5.3 Limitations and avenues for future research

Our study represents an important step towards understanding the token governance tools in ICOs and their impact on ventures’ funding and token price performance. We thus propose potential directions for further research in this area.

Differences among the underlying offering types Our study focuses on ICOs, in which utility tokens are issued during the token offering. While using this empirical setting for a study addressing the impact of token governance provides important insights, the transferability of the results to other offerings and token types might be limited. For example, ventures issuing security tokens (e.g., Lambert et al., 2022; Kreppmeier et al., 2023), which are usually considered securities and therefore must follow the security laws of the underlying jurisdiction, might be forced to implement other incentive alignment tools based on the applicable regulatory requirements. In addition, the required level of trust from investors in the accuracy of the disclosures of the entrepreneurs would decrease, given the possible legal enforcement in case of a breach of any clause by the venture. These variations in the offering characteristics provide potential research avenues regarding the effectiveness and investor perception of governance mechanisms for different token offering types. Avenues that will further develop as the research around policy and regulation of ICOs is expected to be increasingly urgent in the coming years (Brochado & Troilo, 2021).

Increase in investor sophistication Our research is based on a hand-collected sample of token offerings before 2021, which allows us to examine the impact of token governance on the tokens’ post-funding financial performance. However, the sophistication of investors, as measured by their understanding of the underlying technology, may have increased over the past years. An elevated knowledge among investors would lead to an enhanced ability to assess the underlying source code and hence the accuracy of ICO disclosures published by the venture. Given the blockchain’s public nature, investors might conduct their own expanded due diligence on the projects before investing to decrease the required level of trust, which could ultimately impact the signaling effect of the different disclosures. Further research might focus on the relationship between the level of investor knowledge and the signaling effect of the token governance tools.

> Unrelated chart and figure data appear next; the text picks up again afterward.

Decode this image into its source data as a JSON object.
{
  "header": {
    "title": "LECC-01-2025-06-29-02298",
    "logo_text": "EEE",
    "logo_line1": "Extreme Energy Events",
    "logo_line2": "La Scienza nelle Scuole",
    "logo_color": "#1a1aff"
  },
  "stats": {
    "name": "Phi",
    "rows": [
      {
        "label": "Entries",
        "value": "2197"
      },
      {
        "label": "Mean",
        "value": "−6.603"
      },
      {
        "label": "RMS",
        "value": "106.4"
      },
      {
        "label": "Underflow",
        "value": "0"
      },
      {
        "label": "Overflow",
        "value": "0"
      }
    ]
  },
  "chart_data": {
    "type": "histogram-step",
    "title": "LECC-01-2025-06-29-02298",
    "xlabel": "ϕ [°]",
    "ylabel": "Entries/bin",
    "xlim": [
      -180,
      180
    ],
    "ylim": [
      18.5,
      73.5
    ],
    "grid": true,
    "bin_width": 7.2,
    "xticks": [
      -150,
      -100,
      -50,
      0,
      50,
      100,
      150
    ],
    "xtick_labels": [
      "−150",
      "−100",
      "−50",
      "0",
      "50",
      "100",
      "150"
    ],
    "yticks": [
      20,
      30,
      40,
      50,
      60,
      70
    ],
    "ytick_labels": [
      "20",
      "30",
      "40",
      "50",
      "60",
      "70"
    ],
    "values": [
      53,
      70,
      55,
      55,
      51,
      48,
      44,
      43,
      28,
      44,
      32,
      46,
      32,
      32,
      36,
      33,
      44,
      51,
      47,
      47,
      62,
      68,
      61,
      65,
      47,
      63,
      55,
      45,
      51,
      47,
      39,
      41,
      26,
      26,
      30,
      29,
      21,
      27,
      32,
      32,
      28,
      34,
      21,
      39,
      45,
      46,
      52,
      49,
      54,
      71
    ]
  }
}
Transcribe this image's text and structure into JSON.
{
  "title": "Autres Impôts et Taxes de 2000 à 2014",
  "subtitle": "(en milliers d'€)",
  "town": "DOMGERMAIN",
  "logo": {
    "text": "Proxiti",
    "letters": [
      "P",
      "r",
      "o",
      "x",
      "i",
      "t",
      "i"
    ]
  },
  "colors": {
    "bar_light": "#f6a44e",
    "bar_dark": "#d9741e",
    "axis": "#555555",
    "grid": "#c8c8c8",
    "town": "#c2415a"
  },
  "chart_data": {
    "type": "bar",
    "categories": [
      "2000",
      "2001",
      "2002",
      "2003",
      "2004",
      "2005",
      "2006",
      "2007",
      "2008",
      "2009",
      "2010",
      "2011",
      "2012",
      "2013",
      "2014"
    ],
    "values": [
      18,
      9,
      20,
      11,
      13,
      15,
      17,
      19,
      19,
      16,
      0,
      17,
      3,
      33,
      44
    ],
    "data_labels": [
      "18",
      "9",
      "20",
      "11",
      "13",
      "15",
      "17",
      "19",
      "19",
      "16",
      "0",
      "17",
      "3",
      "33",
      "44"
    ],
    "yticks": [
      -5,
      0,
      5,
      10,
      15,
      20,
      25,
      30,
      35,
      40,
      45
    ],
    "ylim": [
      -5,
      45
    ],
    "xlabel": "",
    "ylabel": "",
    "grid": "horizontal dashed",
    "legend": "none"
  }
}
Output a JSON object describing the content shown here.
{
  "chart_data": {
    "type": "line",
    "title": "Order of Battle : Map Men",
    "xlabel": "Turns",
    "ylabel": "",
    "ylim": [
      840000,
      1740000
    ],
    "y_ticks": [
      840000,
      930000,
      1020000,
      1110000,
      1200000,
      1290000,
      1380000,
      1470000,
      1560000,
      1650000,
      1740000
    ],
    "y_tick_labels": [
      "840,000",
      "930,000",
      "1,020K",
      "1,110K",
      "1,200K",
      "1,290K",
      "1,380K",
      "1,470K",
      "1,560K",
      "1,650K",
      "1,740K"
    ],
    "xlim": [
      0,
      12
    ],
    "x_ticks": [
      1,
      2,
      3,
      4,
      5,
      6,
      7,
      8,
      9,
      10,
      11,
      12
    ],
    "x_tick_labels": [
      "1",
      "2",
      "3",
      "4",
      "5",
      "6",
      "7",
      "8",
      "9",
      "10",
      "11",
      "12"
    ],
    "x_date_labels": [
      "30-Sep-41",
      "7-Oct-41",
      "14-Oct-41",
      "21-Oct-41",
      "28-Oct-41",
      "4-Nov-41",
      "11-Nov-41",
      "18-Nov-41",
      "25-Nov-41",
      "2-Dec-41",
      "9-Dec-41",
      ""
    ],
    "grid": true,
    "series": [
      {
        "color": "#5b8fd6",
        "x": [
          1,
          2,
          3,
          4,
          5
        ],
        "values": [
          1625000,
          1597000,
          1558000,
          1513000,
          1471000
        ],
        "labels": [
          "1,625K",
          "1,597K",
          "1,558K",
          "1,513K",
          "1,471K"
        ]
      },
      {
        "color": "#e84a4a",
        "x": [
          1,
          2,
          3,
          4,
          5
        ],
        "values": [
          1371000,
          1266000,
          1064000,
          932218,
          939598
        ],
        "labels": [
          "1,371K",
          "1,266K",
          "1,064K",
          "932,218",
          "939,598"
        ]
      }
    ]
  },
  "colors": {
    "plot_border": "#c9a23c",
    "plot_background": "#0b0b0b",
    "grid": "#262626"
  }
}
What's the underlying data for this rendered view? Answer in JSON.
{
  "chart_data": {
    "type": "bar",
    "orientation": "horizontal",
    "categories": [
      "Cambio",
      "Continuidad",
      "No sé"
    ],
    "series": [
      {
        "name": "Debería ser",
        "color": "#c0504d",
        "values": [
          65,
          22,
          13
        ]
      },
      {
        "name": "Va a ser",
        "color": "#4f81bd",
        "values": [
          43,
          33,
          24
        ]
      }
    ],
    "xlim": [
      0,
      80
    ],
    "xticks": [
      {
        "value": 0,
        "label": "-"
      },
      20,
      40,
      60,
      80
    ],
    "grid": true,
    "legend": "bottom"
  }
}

Variety of available signals in token offerings Our study finds empirical evidence that token governance and human capital signals might be perceived by the investor as substitutes or complementary signals. Future research could expand this study in two directions. First, we sought to capture human capital quality through the team size of the ventures and included a post-hoc analysis where we considered the crypto experience of the team members. It would be possible to include further human capital quality indicators, such as the educational and professional background of the funding team or the gender diversity of the management. Second, we solely analyzed the interaction of token governance signals with those of human capital quality. Examining the relationship with other signals, including social or intellectual capital, might yield equally compelling results.

5.4 Concluding remarks

This paper has sought to shed light on the token governance mechanisms used in ICOs and their role in venture valuation and post-funding token performance. The main governance tools used in token offerings are token retention and token restriction. Our results suggest that token retention positively impacts the fundraising amount of the venture, mainly driven by allocation to stakeholders, but does not significantly impact the post-funding performance. Token restrictions include both initial restrictions and restrictions that are gradually released over time. We provide empirical evidence that initial restrictions negatively impact the 12-month buy-and-hold abnormal return. The signaling effects of the token governance disclosures are moderated by human capital signals, whereas the direction differs among the types of signals. This study contributes to understanding, developing, and implementing effective token governance to mitigate risks in early-stage venture financing.